Unklare Instinkte trieben sie, den jungen Dürnheim an ihrer Seite auch so – mit dieser geheimnisvollen Bedeutung im Blicke anzusehen, aber als er darauf mit gleichem erwiderte, war ihr das unangenehm, sie ärgerte sich über sich selbst und auch über den jungen Mann, der ihr fade und ohne jede Romantik vorkam.
Hätte sie nur nach Haus gedurft und im stillen, dunklen Zimmer mit geschlossenen Augen liegen, ganz allein, ganz allein! Sie war sehr müde, sie sah alles um sich her wie durch einen Gazeschleier.
Dem Souper folgte der Kotillon. Der kahlköpfige Assessor kam auf Agathe zu und fragte freundlich herablassend, ob sie schon engagiert sei, oder ob er das Vergnügen haben dürfe?

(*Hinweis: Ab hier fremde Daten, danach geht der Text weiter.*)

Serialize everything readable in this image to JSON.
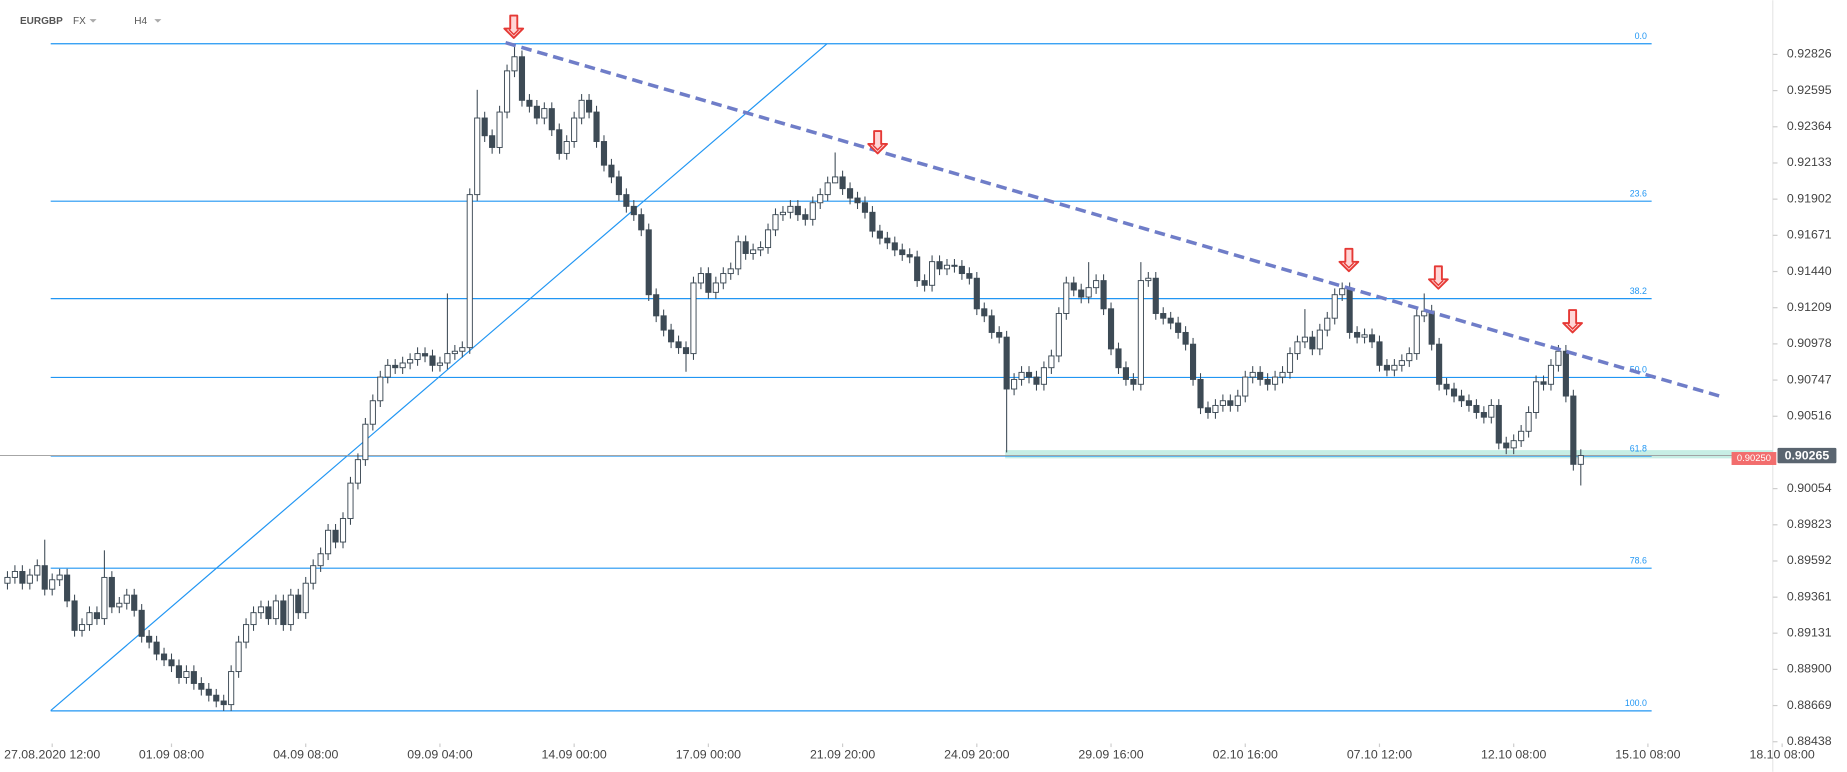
{
  "chart_data": {
    "type": "candlestick",
    "symbol": "EURGBP",
    "market": "FX",
    "timeframe": "H4",
    "bull_color": "#ffffff",
    "bear_color": "#3d4a55",
    "wick_color": "#3d4a55",
    "fib_color": "#2196f3",
    "trendline_color": "#6f7dc8",
    "signal_color": "#e53935",
    "zone_color": "#b9eadf",
    "xlim": [
      -1,
      246.7
    ],
    "xticks": [
      {
        "value": 6,
        "label": "27.08.2020  12:00"
      },
      {
        "value": 22,
        "label": "01.09  08:00"
      },
      {
        "value": 40,
        "label": "04.09  08:00"
      },
      {
        "value": 58,
        "label": "09.09  04:00"
      },
      {
        "value": 76,
        "label": "14.09  00:00"
      },
      {
        "value": 94,
        "label": "17.09  00:00"
      },
      {
        "value": 112,
        "label": "21.09  20:00"
      },
      {
        "value": 130,
        "label": "24.09  20:00"
      },
      {
        "value": 148,
        "label": "29.09  16:00"
      },
      {
        "value": 166,
        "label": "02.10  16:00"
      },
      {
        "value": 184,
        "label": "07.10  12:00"
      },
      {
        "value": 202,
        "label": "12.10  08:00"
      },
      {
        "value": 220,
        "label": "15.10  08:00"
      },
      {
        "value": 238,
        "label": "18.10  08:00"
      }
    ],
    "ylim": [
      0.88438,
      0.93172
    ],
    "yticks": [
      0.92826,
      0.92595,
      0.92364,
      0.92133,
      0.91902,
      0.91671,
      {
        "value": 0.9144,
        "label": "0.91440"
      },
      0.91209,
      0.90978,
      0.90747,
      0.90516,
      0.90054,
      0.89823,
      0.89592,
      0.89361,
      0.89131,
      {
        "value": 0.889,
        "label": "0.88900"
      },
      0.88669,
      0.88438
    ],
    "open": [
      0.8945,
      0.89487,
      0.89525,
      0.8945,
      0.89502,
      0.89562,
      0.89412,
      0.89472,
      0.89502,
      0.89337,
      0.89149,
      0.89186,
      0.89262,
      0.89224,
      0.89487,
      0.89299,
      0.89322,
      0.89374,
      0.89277,
      0.89111,
      0.89074,
      0.88998,
      0.88961,
      0.88923,
      0.88848,
      0.88886,
      0.8881,
      0.88773,
      0.88735,
      0.88698,
      0.88675,
      0.88886,
      0.89074,
      0.89186,
      0.89262,
      0.89299,
      0.89224,
      0.89337,
      0.89186,
      0.89374,
      0.89262,
      0.8945,
      0.89562,
      0.89638,
      0.89788,
      0.89713,
      0.89863,
      0.90089,
      0.90239,
      0.90465,
      0.90615,
      0.90766,
      0.90841,
      0.90826,
      0.90856,
      0.90878,
      0.90916,
      0.90901,
      0.90841,
      0.90856,
      0.90916,
      0.90931,
      0.90954,
      0.91931,
      0.9242,
      0.92307,
      0.92232,
      0.92458,
      0.92721,
      0.92811,
      0.92533,
      0.92495,
      0.9242,
      0.9248,
      0.92345,
      0.92194,
      0.9227,
      0.9242,
      0.92533,
      0.92458,
      0.9227,
      0.92119,
      0.92044,
      0.91931,
      0.91856,
      0.91803,
      0.91706,
      0.91292,
      0.91157,
      0.91066,
      0.90991,
      0.90954,
      0.90916,
      0.91367,
      0.91427,
      0.91307,
      0.91367,
      0.91427,
      0.91457,
      0.9163,
      0.91555,
      0.91578,
      0.91593,
      0.91706,
      0.91803,
      0.91818,
      0.91856,
      0.91803,
      0.91773,
      0.91879,
      0.91931,
      0.92006,
      0.92044,
      0.91969,
      0.91909,
      0.91879,
      0.91818,
      0.91698,
      0.91653,
      0.91623,
      0.91578,
      0.91548,
      0.91533,
      0.91382,
      0.91352,
      0.91503,
      0.91457,
      0.9148,
      0.91473,
      0.91427,
      0.91397,
      0.91202,
      0.91157,
      0.91051,
      0.91021,
      0.9069,
      0.90751,
      0.90796,
      0.90766,
      0.9072,
      0.90826,
      0.90901,
      0.91172,
      0.91367,
      0.91322,
      0.91277,
      0.91337,
      0.91382,
      0.91202,
      0.90946,
      0.90826,
      0.90751,
      0.9072,
      0.91382,
      0.91397,
      0.91172,
      0.91142,
      0.91111,
      0.91051,
      0.90976,
      0.90751,
      0.9057,
      0.9054,
      0.90585,
      0.90615,
      0.90585,
      0.90645,
      0.90766,
      0.90796,
      0.90751,
      0.9072,
      0.90766,
      0.90796,
      0.90916,
      0.90991,
      0.91021,
      0.90946,
      0.91066,
      0.91142,
      0.91292,
      0.9133,
      0.91051,
      0.91021,
      0.91036,
      0.90991,
      0.90841,
      0.90811,
      0.90841,
      0.90871,
      0.90916,
      0.91157,
      0.91187,
      0.90976,
      0.9072,
      0.9069,
      0.90645,
      0.90615,
      0.90585,
      0.9054,
      0.9051,
      0.90585,
      0.90345,
      0.90314,
      0.9036,
      0.9042,
      0.9054,
      0.90736,
      0.9072,
      0.90841,
      0.90931,
      0.90645,
      0.90209
    ],
    "high": [
      0.89527,
      0.89565,
      0.89565,
      0.89542,
      0.89602,
      0.89728,
      0.89512,
      0.89542,
      0.89542,
      0.89377,
      0.89226,
      0.89302,
      0.89302,
      0.8966,
      0.89527,
      0.89362,
      0.89414,
      0.89414,
      0.89317,
      0.89151,
      0.89114,
      0.89038,
      0.89001,
      0.88963,
      0.88926,
      0.88926,
      0.8885,
      0.88813,
      0.88775,
      0.88738,
      0.88926,
      0.89114,
      0.89226,
      0.89302,
      0.89339,
      0.89339,
      0.89377,
      0.89377,
      0.89414,
      0.89414,
      0.8949,
      0.89602,
      0.89678,
      0.89828,
      0.89828,
      0.89903,
      0.90129,
      0.90279,
      0.90505,
      0.90655,
      0.90806,
      0.90881,
      0.90881,
      0.90896,
      0.90918,
      0.90956,
      0.90956,
      0.90941,
      0.90896,
      0.913,
      0.90971,
      0.90994,
      0.91971,
      0.926,
      0.9246,
      0.92347,
      0.92498,
      0.92761,
      0.92894,
      0.92851,
      0.92573,
      0.92535,
      0.9252,
      0.9252,
      0.92385,
      0.9231,
      0.9246,
      0.92573,
      0.92573,
      0.92498,
      0.9231,
      0.92159,
      0.92084,
      0.91971,
      0.91896,
      0.91843,
      0.91746,
      0.91332,
      0.91197,
      0.91106,
      0.91031,
      0.90994,
      0.91407,
      0.91467,
      0.91467,
      0.91407,
      0.91467,
      0.91497,
      0.9167,
      0.9167,
      0.91618,
      0.91633,
      0.91746,
      0.91843,
      0.91858,
      0.91896,
      0.91896,
      0.91843,
      0.91919,
      0.91971,
      0.92046,
      0.922,
      0.92084,
      0.92009,
      0.91949,
      0.91919,
      0.91858,
      0.91738,
      0.91693,
      0.91663,
      0.91618,
      0.91588,
      0.91573,
      0.91422,
      0.91543,
      0.91543,
      0.9152,
      0.9152,
      0.91513,
      0.91467,
      0.91437,
      0.91242,
      0.91197,
      0.91091,
      0.91061,
      0.90791,
      0.90836,
      0.90836,
      0.90806,
      0.90866,
      0.90941,
      0.91212,
      0.91407,
      0.91407,
      0.91362,
      0.915,
      0.91422,
      0.91422,
      0.91242,
      0.90986,
      0.90866,
      0.90791,
      0.915,
      0.91437,
      0.91437,
      0.91212,
      0.91182,
      0.91151,
      0.91091,
      0.91016,
      0.90791,
      0.9061,
      0.90625,
      0.90655,
      0.90655,
      0.90685,
      0.90806,
      0.90836,
      0.90836,
      0.90791,
      0.90806,
      0.90836,
      0.90956,
      0.91031,
      0.912,
      0.91061,
      0.91106,
      0.91182,
      0.91332,
      0.9137,
      0.9137,
      0.91091,
      0.91076,
      0.91076,
      0.91031,
      0.90881,
      0.90881,
      0.90911,
      0.90956,
      0.91197,
      0.913,
      0.91227,
      0.91016,
      0.9076,
      0.9073,
      0.90685,
      0.90655,
      0.90625,
      0.9058,
      0.90625,
      0.90625,
      0.90385,
      0.904,
      0.9046,
      0.9058,
      0.90776,
      0.90776,
      0.90881,
      0.90971,
      0.90971,
      0.90685,
      0.90305
    ],
    "low": [
      0.8941,
      0.89447,
      0.8941,
      0.8941,
      0.89462,
      0.89372,
      0.89372,
      0.89432,
      0.89297,
      0.89109,
      0.89109,
      0.89146,
      0.89184,
      0.89184,
      0.89259,
      0.89259,
      0.89282,
      0.89237,
      0.89071,
      0.89034,
      0.88958,
      0.88921,
      0.88883,
      0.88808,
      0.88808,
      0.8877,
      0.88733,
      0.88695,
      0.88658,
      0.88635,
      0.88635,
      0.88846,
      0.89034,
      0.89146,
      0.89222,
      0.89184,
      0.89184,
      0.89146,
      0.89146,
      0.89222,
      0.89222,
      0.8941,
      0.89522,
      0.89598,
      0.89673,
      0.89673,
      0.89823,
      0.90049,
      0.90199,
      0.90425,
      0.90575,
      0.90726,
      0.90786,
      0.90786,
      0.90816,
      0.90838,
      0.90861,
      0.90801,
      0.90801,
      0.90816,
      0.90876,
      0.90891,
      0.90914,
      0.91891,
      0.92267,
      0.92192,
      0.92192,
      0.92418,
      0.92681,
      0.92493,
      0.92455,
      0.9238,
      0.9238,
      0.92305,
      0.92154,
      0.92154,
      0.9223,
      0.9238,
      0.92418,
      0.9223,
      0.92079,
      0.92004,
      0.91891,
      0.91816,
      0.91763,
      0.91666,
      0.91252,
      0.91117,
      0.91026,
      0.90951,
      0.90914,
      0.908,
      0.90876,
      0.91327,
      0.91267,
      0.91267,
      0.91327,
      0.91387,
      0.91417,
      0.91515,
      0.91515,
      0.91538,
      0.91553,
      0.91666,
      0.91763,
      0.91778,
      0.91763,
      0.91733,
      0.91733,
      0.91839,
      0.91891,
      0.92004,
      0.91929,
      0.91869,
      0.91839,
      0.91778,
      0.91658,
      0.91613,
      0.91583,
      0.91538,
      0.91508,
      0.91493,
      0.91342,
      0.91312,
      0.91312,
      0.91417,
      0.91417,
      0.91433,
      0.91387,
      0.91357,
      0.91162,
      0.91117,
      0.91011,
      0.90981,
      0.90285,
      0.9065,
      0.90711,
      0.90726,
      0.9068,
      0.9068,
      0.90786,
      0.90861,
      0.91132,
      0.91282,
      0.91237,
      0.91237,
      0.91297,
      0.91162,
      0.90906,
      0.90786,
      0.90711,
      0.9068,
      0.9068,
      0.91342,
      0.91132,
      0.91102,
      0.91071,
      0.91011,
      0.90936,
      0.90711,
      0.9053,
      0.905,
      0.905,
      0.90545,
      0.90545,
      0.90545,
      0.90605,
      0.90726,
      0.90711,
      0.9068,
      0.9068,
      0.90726,
      0.90756,
      0.90876,
      0.90951,
      0.90906,
      0.90906,
      0.91026,
      0.91102,
      0.91252,
      0.91011,
      0.90981,
      0.90981,
      0.90951,
      0.90801,
      0.90771,
      0.90771,
      0.90801,
      0.90831,
      0.90876,
      0.91117,
      0.90936,
      0.9068,
      0.9065,
      0.90605,
      0.90575,
      0.90545,
      0.905,
      0.9047,
      0.9047,
      0.90305,
      0.90274,
      0.90274,
      0.9032,
      0.9038,
      0.905,
      0.9068,
      0.9068,
      0.90801,
      0.90605,
      0.90169,
      0.90074
    ],
    "close": [
      0.89487,
      0.89525,
      0.8945,
      0.89502,
      0.89562,
      0.89412,
      0.89472,
      0.89502,
      0.89337,
      0.89149,
      0.89186,
      0.89262,
      0.89224,
      0.89487,
      0.89299,
      0.89322,
      0.89374,
      0.89277,
      0.89111,
      0.89074,
      0.88998,
      0.88961,
      0.88923,
      0.88848,
      0.88886,
      0.8881,
      0.88773,
      0.88735,
      0.88698,
      0.88675,
      0.88886,
      0.89074,
      0.89186,
      0.89262,
      0.89299,
      0.89224,
      0.89337,
      0.89186,
      0.89374,
      0.89262,
      0.8945,
      0.89562,
      0.89638,
      0.89788,
      0.89713,
      0.89863,
      0.90089,
      0.90239,
      0.90465,
      0.90615,
      0.90766,
      0.90841,
      0.90826,
      0.90856,
      0.90878,
      0.90916,
      0.90901,
      0.90841,
      0.90856,
      0.90916,
      0.90931,
      0.90954,
      0.91931,
      0.9242,
      0.92307,
      0.92232,
      0.92458,
      0.92721,
      0.92811,
      0.92533,
      0.92495,
      0.9242,
      0.9248,
      0.92345,
      0.92194,
      0.9227,
      0.9242,
      0.92533,
      0.92458,
      0.9227,
      0.92119,
      0.92044,
      0.91931,
      0.91856,
      0.91803,
      0.91706,
      0.91292,
      0.91157,
      0.91066,
      0.90991,
      0.90954,
      0.90916,
      0.91367,
      0.91427,
      0.91307,
      0.91367,
      0.91427,
      0.91457,
      0.9163,
      0.91555,
      0.91578,
      0.91593,
      0.91706,
      0.91803,
      0.91818,
      0.91856,
      0.91803,
      0.91773,
      0.91879,
      0.91931,
      0.92006,
      0.92044,
      0.91969,
      0.91909,
      0.91879,
      0.91818,
      0.91698,
      0.91653,
      0.91623,
      0.91578,
      0.91548,
      0.91533,
      0.91382,
      0.91352,
      0.91503,
      0.91457,
      0.9148,
      0.91473,
      0.91427,
      0.91397,
      0.91202,
      0.91157,
      0.91051,
      0.91021,
      0.9069,
      0.90751,
      0.90796,
      0.90766,
      0.9072,
      0.90826,
      0.90901,
      0.91172,
      0.91367,
      0.91322,
      0.91277,
      0.91337,
      0.91382,
      0.91202,
      0.90946,
      0.90826,
      0.90751,
      0.9072,
      0.91382,
      0.91397,
      0.91172,
      0.91142,
      0.91111,
      0.91051,
      0.90976,
      0.90751,
      0.9057,
      0.9054,
      0.90585,
      0.90615,
      0.90585,
      0.90645,
      0.90766,
      0.90796,
      0.90751,
      0.9072,
      0.90766,
      0.90796,
      0.90916,
      0.90991,
      0.91021,
      0.90946,
      0.91066,
      0.91142,
      0.91292,
      0.9133,
      0.91051,
      0.91021,
      0.91036,
      0.90991,
      0.90841,
      0.90811,
      0.90841,
      0.90871,
      0.90916,
      0.91157,
      0.91187,
      0.90976,
      0.9072,
      0.9069,
      0.90645,
      0.90615,
      0.90585,
      0.9054,
      0.9051,
      0.90585,
      0.90345,
      0.90314,
      0.9036,
      0.9042,
      0.9054,
      0.90736,
      0.9072,
      0.90841,
      0.90931,
      0.90645,
      0.90209,
      0.90265
    ],
    "fibonacci": {
      "x": [
        5.8,
        220.5
      ],
      "levels": [
        {
          "value": 0.92894,
          "label": "0.0"
        },
        {
          "value": 0.91889,
          "label": "23.6"
        },
        {
          "value": 0.91267,
          "label": "38.2"
        },
        {
          "value": 0.90764,
          "label": "50.0"
        },
        {
          "value": 0.90262,
          "label": "61.8"
        },
        {
          "value": 0.89546,
          "label": "78.6"
        },
        {
          "value": 0.88635,
          "label": "100.0"
        }
      ]
    },
    "trendline": {
      "x": [
        66.8,
        230.1
      ],
      "y": [
        0.92901,
        0.90638
      ]
    },
    "uptrend_line": {
      "x": [
        5.8,
        109.9
      ],
      "y": [
        0.88637,
        0.92894
      ]
    },
    "signals": {
      "x": [
        67.9,
        116.7,
        179.9,
        191.9,
        209.9
      ],
      "y": [
        0.92931,
        0.92194,
        0.91442,
        0.9133,
        0.91051
      ]
    },
    "support_zone": {
      "x0": 133.8,
      "y": [
        0.90247,
        0.903
      ]
    },
    "last_price": {
      "value": 0.90265,
      "label": "0.90265"
    },
    "bid_price": {
      "value": 0.9025,
      "label": "0.90250"
    }
  }
}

Von diesem Manne, der sie so tief beleidigt hatte, sollte sie, nun es ihm einfiel, sich herumschwingen lassen?
»Ich danke, ich tanze den Kotillon nicht«, sagte sie kurz, und er verließ sie mit seinem gleichmütigen Lächeln, blieb in der Nähe stehen und sah durch seinen goldenen Kneifer müde in den Saal. Darauf kam ein Lieutenant und forderte sie auf, Agathe folgte ihm mit vergnügtem Triumphe.
In einer der Pausen des vielverschlungenen Tanzes winkte Mama sie plötzlich heran.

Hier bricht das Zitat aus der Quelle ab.